While I understand there have been a number of delays since Muzzo was initially charged, I admit to some curiosity why it took four months for him to finally decide to plead guilty to the six charges he now faces. Certainly it’s not unusual for some time to pass between initial charges and final pleas, but with any drunk driving case – not just Muzzo’s, though that is the one that has captured significant media attention at this point – I wonder why the person who drove while impaired does not just admit they screwed up the second they sober up.

Muzzo is not the only “remorseful” drunk driver. John Koch, 50, of Saskatoon, pleaded guilty at the start of January 2016 to impaired driving causing death in the case of Danille Kerpan, who was only 25 when her life was taken October 14, 2014. Koch was sentenced to four years behind bars and an 11-year driving prohibition. While Koch did say “I wish it was me instead of her” in his statement to the Kerpan family, according to CBC News, it still took months for that guilty plea to actually be voiced.
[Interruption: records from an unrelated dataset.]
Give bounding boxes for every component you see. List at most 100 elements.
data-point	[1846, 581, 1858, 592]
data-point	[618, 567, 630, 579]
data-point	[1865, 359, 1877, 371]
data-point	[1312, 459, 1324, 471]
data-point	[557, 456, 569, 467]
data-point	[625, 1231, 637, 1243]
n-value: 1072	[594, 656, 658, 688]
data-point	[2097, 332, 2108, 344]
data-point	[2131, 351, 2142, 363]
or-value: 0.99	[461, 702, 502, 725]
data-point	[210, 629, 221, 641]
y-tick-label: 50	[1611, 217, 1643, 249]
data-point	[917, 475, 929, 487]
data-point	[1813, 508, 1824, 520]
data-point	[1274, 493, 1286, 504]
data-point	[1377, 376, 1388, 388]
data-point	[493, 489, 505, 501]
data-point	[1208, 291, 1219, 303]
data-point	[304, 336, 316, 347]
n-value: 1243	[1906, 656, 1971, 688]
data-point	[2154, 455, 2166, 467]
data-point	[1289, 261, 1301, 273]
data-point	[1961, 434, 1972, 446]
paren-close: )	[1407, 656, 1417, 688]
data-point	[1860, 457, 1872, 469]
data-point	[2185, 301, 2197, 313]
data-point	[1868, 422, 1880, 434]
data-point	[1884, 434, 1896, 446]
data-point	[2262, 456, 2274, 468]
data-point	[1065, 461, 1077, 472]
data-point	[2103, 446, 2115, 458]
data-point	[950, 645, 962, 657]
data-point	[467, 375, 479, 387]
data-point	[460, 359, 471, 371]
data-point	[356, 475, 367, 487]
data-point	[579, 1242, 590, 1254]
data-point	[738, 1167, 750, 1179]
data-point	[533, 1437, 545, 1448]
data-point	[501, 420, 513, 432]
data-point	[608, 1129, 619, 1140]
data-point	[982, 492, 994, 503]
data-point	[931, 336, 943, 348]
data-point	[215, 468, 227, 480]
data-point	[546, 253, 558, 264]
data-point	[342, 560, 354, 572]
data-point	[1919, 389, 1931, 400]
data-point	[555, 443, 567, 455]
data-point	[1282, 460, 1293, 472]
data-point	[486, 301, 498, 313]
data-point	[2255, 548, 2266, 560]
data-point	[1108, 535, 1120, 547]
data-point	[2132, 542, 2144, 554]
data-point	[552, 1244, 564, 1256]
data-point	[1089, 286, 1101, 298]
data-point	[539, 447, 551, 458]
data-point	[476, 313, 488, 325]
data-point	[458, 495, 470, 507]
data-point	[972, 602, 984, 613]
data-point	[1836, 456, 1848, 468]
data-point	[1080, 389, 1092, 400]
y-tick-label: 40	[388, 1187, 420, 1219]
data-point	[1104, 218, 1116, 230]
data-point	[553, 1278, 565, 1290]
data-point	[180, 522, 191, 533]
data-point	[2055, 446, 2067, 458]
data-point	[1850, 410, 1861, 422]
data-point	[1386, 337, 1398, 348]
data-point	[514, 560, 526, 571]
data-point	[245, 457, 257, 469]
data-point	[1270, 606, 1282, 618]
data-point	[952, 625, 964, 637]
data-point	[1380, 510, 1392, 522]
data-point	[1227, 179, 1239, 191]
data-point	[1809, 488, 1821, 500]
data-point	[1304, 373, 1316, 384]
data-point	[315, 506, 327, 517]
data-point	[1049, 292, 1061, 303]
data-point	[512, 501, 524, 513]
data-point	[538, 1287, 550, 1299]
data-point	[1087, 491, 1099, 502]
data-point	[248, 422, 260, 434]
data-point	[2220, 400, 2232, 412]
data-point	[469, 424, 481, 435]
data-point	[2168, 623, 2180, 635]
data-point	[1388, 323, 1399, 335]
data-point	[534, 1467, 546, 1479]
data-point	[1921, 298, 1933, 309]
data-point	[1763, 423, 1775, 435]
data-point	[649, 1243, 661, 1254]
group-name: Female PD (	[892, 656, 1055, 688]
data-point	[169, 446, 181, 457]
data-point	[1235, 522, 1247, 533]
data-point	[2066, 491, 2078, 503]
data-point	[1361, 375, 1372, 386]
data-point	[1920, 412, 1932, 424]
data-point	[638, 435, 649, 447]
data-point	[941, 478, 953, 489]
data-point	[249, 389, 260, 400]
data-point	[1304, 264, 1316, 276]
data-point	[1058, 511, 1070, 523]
I understand, to an extent, the pain a family feels when a loved one is charged with impaired driving. There is shame and there is embarrassment that someone who you’d deemed a responsible sort of person could make such a catastrophic decision. In Muzzo’s case, and in others like his, though, I can’t help but wonder just how remorseful these drunk drivers actually are. It is a choice to drive while impaired, regardless of whether you “feel drunk” or not; if the decision is made to drive impaired, own up and claim responsibility for your actions right away. Better still, call a cab. Your life and those of others are too important.